MOTIVATION FOR CONTINUED PROGRESSION

SPRING has finally sprung, and the build up to a sunny SUMMER is imminent! While it still comes as a surprise that the masses only wake up to the fact that it is time to get BEACH ready now (as if it were as simple as waving a magic wand), the truth is – that is exactly what happens! This begs the question, ‘why is it so difficult to stick to a training regime, stick with a current one or evolve an existing one?’ The idea behind this article is to assist you in setting out a plan to achieve and surpass you health and fitness goals whilst overcoming obstacles.

Prioritise your training! Don’t negotiate your training program! Imagine this – you are running late for an important meeting. You are already 10 minutes late, and you haven’t even left the house. Would you leave the house without brushing your teeth, or would you take the extra three minutes to brush your teeth (bearing in mind you are already so late)? I doubt there was any hesitation in answering, “Of course I would brush my teeth!” The reason being – morning breath is not ELITE! Your teeth would probably go on strike and forcibly remove themselves during the course of the day to avoid the bad breath!

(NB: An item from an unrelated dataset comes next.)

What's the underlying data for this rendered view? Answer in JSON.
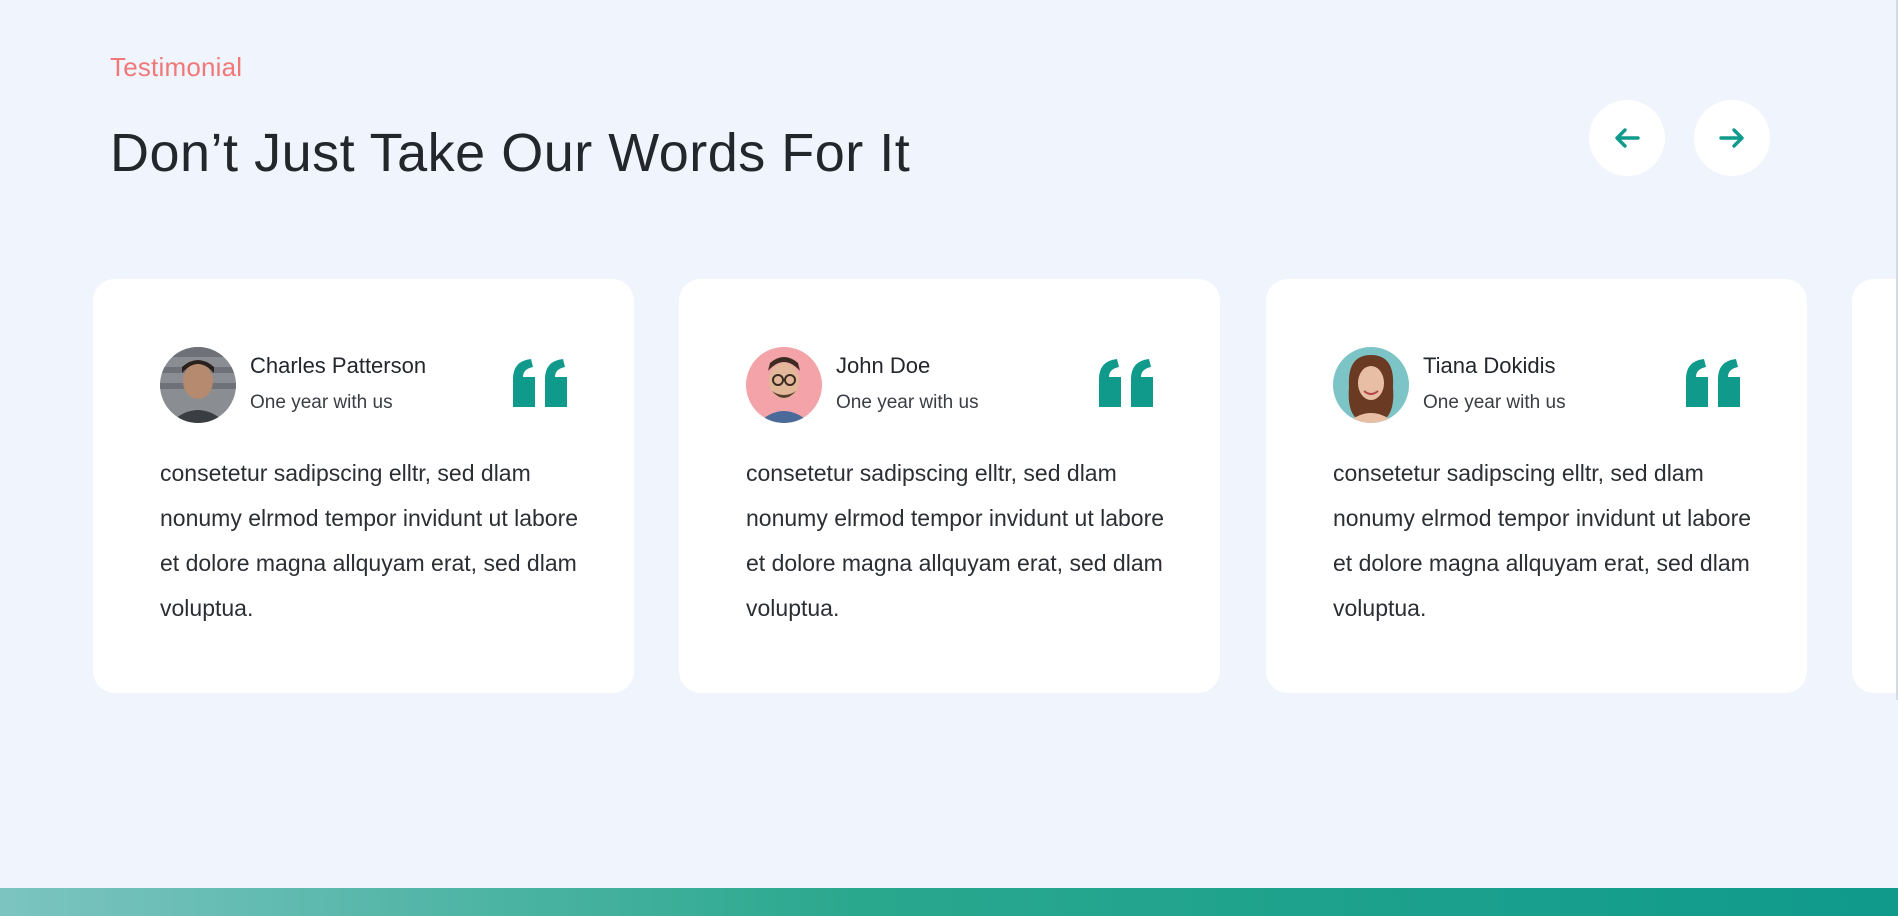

Now… apply the same principle into an exercise scenario. How often have you woken up with the intention of training, only to snooze the alarm, or to put it off till lunch time? Then during lunch you get stuck in a meeting (with a fresh breath of course) and can’t fulfil your personal promise… another day passes, then a week, then a month and before you know it you are auditioning for a part in the ‘BIGGEST LOSER!’ Remember – procrastination is the thief of time!

Now I understand that the majority of people do not get all warm and fuzzy inside at the prospect of exercise (like I do)! However, I firmly believe that your stance will change once you are involved in a training regime where your sessions are regular, objectives are being met and your body starts to take on the form you desire. At this stage you begin to wonder how you would function without exercise. You feel incredible on completion of every session. You feel terrible if you go too long without exercise. Having said this, it does take a few months to actually lock in and start to experience these types of sensations. Most people drop out before they get to this point. For those that do stick it out – training becomes a pleasure and a lifestyle necessity!

Interesting Facts:

Assuming that we sleep every night for 8 hours, we would be awake for 16 hours a day. If this is the case, a person training for 1 hour, twice a week is only training for 1.79% of their awake hours per week. An hour of cardio (moderate to high intensity) will increase your metabolism for roughly 90 minutes after exercise. An hour of weight training (moderate to high intensity) can increase your metabolism up to 48 hours after exercise. It is easy to see the importance of weight training in your training regime! I recommend KETTLEBELLS to assist in both departments!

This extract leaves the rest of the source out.